En bons sceptiques que nous sommes, l'histoire d'Abul Mogard nous a semblé de prime abord un peu trop fabuleuse pour être vraie. Né en Serbie et ayant passé la plupart de sa vie à travailler à la chaîne de montage dans une aciérie, l'homme n'a semble-t-il commencé la musique que fraichement retraité, afin de recréer les "sons de son environnement passé qui lui manquaient".
Cette réappropriation première des vertus industrielles présente certes très bien sur le papier, mais sent tout de même à plein nez le storytelling fabriqué de toute pièce. Ce ne serait pas la première fois qu'on accolerait à un disque ou à un artiste un contexte moelleux afin d'en tirer le suc le plus alléchant (bien que dans ce cas précis, on doute qu'un album de drone expérimental se vende à des milliers d'exemplaires). On pense notamment à Jürgen Muller, ce biologiste marin qui n'en était pas un, ou à Ursula Bogner, cette pharmacienne allemande qui aurait passé sa vie à composer de la musique dans son coin après le travail, avant d'être soit-disant redécouverte par Jan Jelinek. Ou bien encore à Mingering Mike, ce soulman qui n'a tout simplement jamais existé.
Toutes ces histoires permettent d'appréhender une œuvre vierge avec un regard d'emblée bienveillant, et de ce point de vue on peut dire qu'Abul Mogard se pose là. Que ce soit son interview au site Secret Decoder (par mail, forcément), où il dit avoir "récemment découvert ce groupe, là, Coil...", ou encore ce nouvel album composé uniquement à l'aide de Farfisas et d'un synthétiseur modulaire fabriqué par ses propres soins (on veut bien croire aux "jolies histoires", mais on doute fort qu'un type dénué de toute notion musicale ait fabriqué son propre synth en sortant de l'usine, mais passons), tous les élements qui entourent son projet prêtent à sourire tout en appelant au lever de sourcil.

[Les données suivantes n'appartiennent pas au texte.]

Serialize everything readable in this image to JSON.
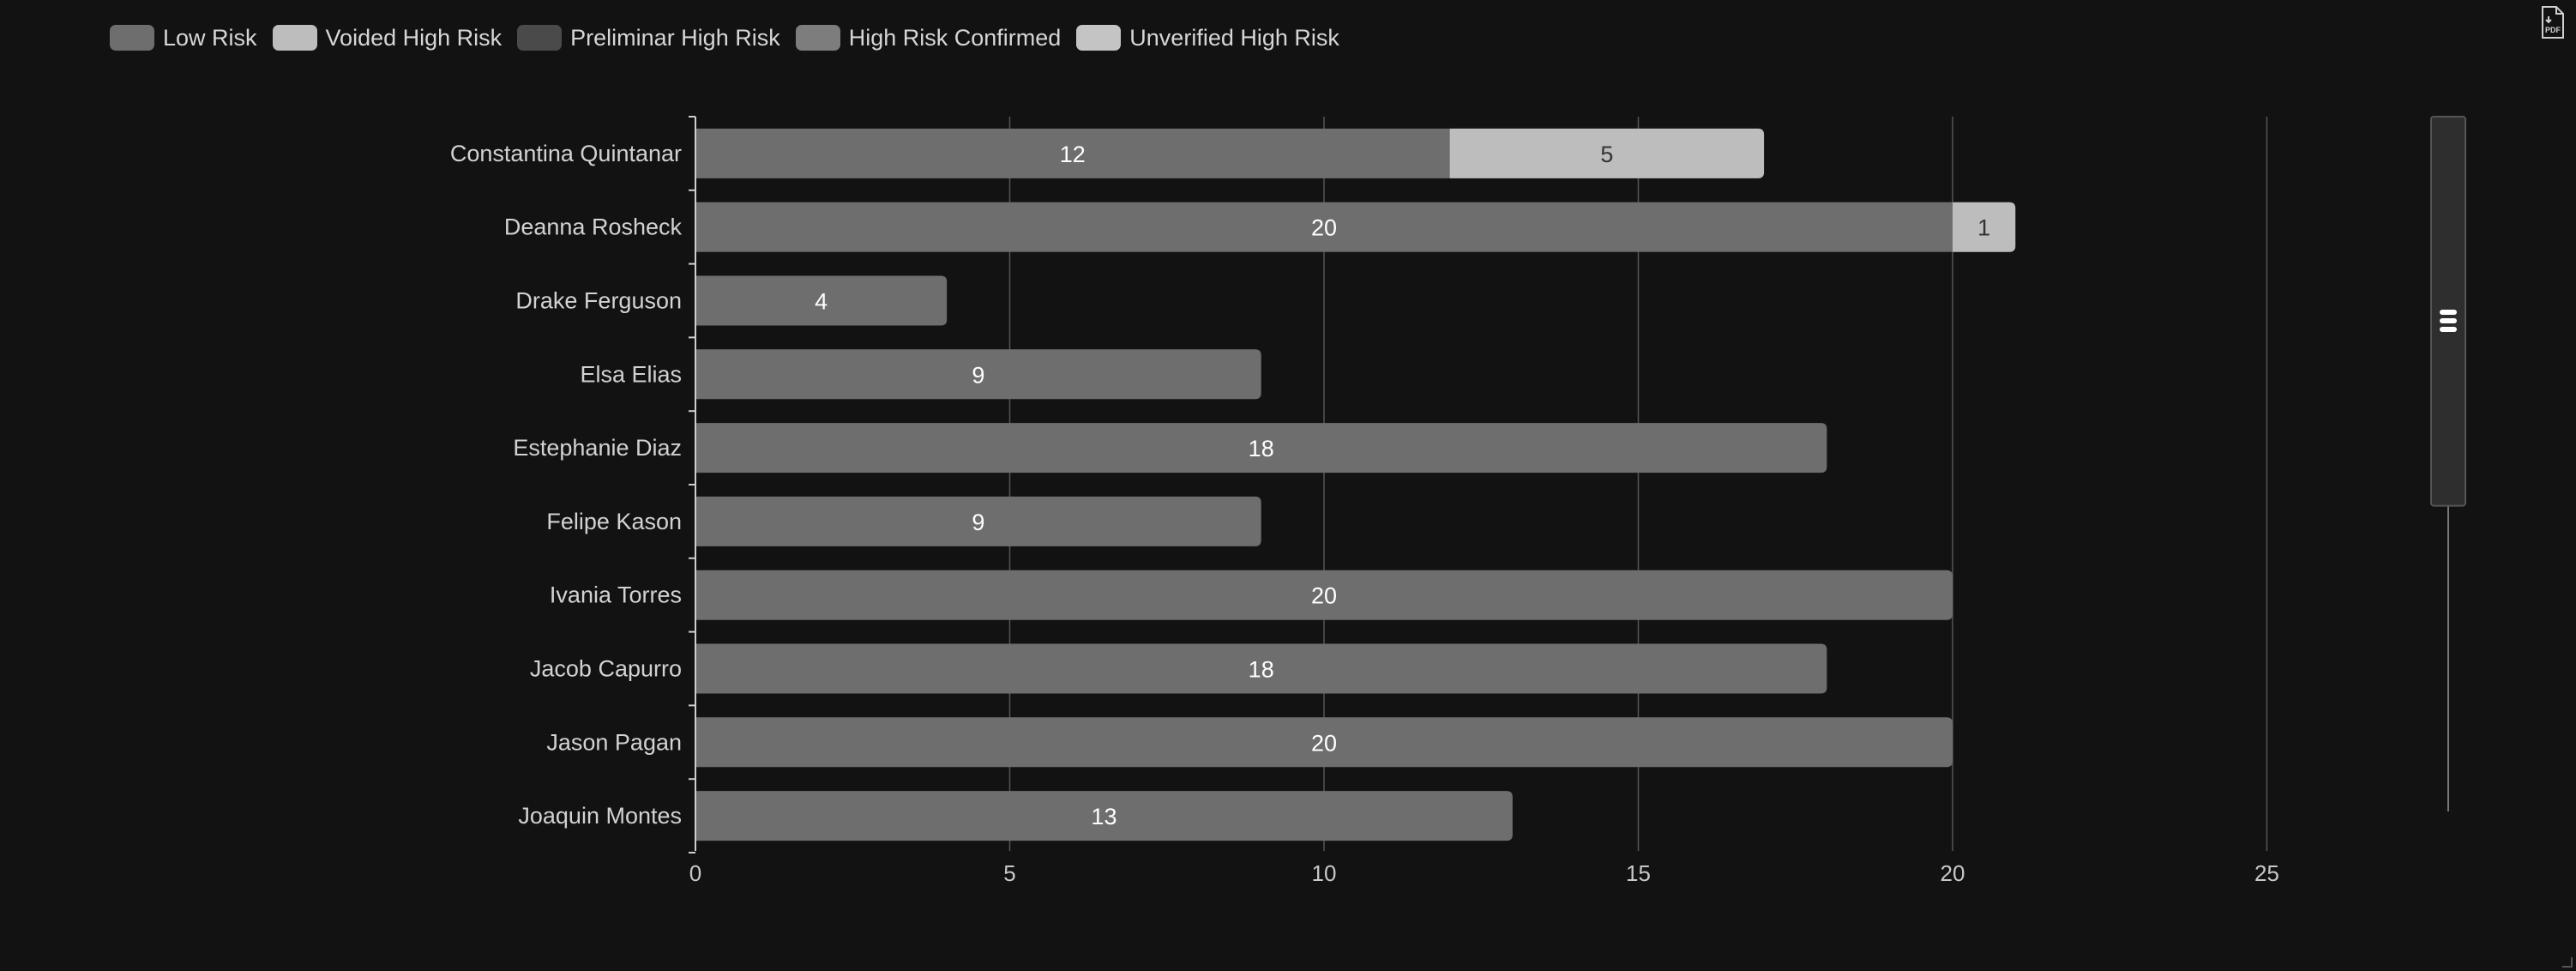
{
  "legend": {
    "items": [
      {
        "label": "Low Risk",
        "color": "#6e6e6e"
      },
      {
        "label": "Voided High Risk",
        "color": "#bdbdbd"
      },
      {
        "label": "Preliminar High Risk",
        "color": "#4a4a4a"
      },
      {
        "label": "High Risk Confirmed",
        "color": "#7d7d7d"
      },
      {
        "label": "Unverified High Risk",
        "color": "#c4c4c4"
      }
    ]
  },
  "toolbar": {
    "export_label": "PDF"
  },
  "chart_data": {
    "type": "bar",
    "orientation": "horizontal",
    "stacked": true,
    "categories": [
      "Constantina Quintanar",
      "Deanna Rosheck",
      "Drake Ferguson",
      "Elsa Elias",
      "Estephanie Diaz",
      "Felipe Kason",
      "Ivania Torres",
      "Jacob Capurro",
      "Jason Pagan",
      "Joaquin Montes"
    ],
    "series": [
      {
        "name": "Low Risk",
        "color": "#6e6e6e",
        "values": [
          12,
          20,
          4,
          9,
          18,
          9,
          20,
          18,
          20,
          13
        ]
      },
      {
        "name": "Voided High Risk",
        "color": "#bdbdbd",
        "values": [
          5,
          1,
          0,
          0,
          0,
          0,
          0,
          0,
          0,
          0
        ]
      },
      {
        "name": "Preliminar High Risk",
        "color": "#4a4a4a",
        "values": [
          0,
          0,
          0,
          0,
          0,
          0,
          0,
          0,
          0,
          0
        ]
      },
      {
        "name": "High Risk Confirmed",
        "color": "#7d7d7d",
        "values": [
          0,
          0,
          0,
          0,
          0,
          0,
          0,
          0,
          0,
          0
        ]
      },
      {
        "name": "Unverified High Risk",
        "color": "#c4c4c4",
        "values": [
          0,
          0,
          0,
          0,
          0,
          0,
          0,
          0,
          0,
          0
        ]
      }
    ],
    "xlim": [
      0,
      28
    ],
    "xticks": [
      0,
      5,
      10,
      15,
      20,
      25
    ],
    "grid": "vertical",
    "legend_position": "top-left",
    "data_labels": true,
    "zoom_slider": {
      "orientation": "vertical",
      "range": [
        0,
        0.56
      ]
    }
  }
}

Seulement, voilà. Lorsqu'on jette à œil à sa page Discogs, on se rend compte qu'Abul Mogard a un nombre d'entrées assez conséquent, qu'il a multiplié les sorties et les collaborations (dont un split avec Harmonious Thelonious sorti au printemps), et apparaît plutôt disert en interview. Et en dehors des sérieux doutes que l'on peut émettre face sa singulière backstory, on est obligé d'admettre que ses modulations aquatiques acccrochent l'oreille - on pense notamment aux circonvolutions spectrales de "Bound Universe". Que ce soit Steve Moore (qui a signé et sorti les premières cassettes d'Abul Mogard en 2012 sur son propre label, VCO Records) qui aurait décidé de lâcher ses penchants new age et enfin assumer (ou ne pas assumer, pour le coup) ses tendances les plus drone, ou nous, qui soyons effectivement d'indécrottables pisse-froid et d'éternels incrédules, cela ne doit pas nous empêcher d'apprécier un disque pour ce qu'il est - bien au contraire.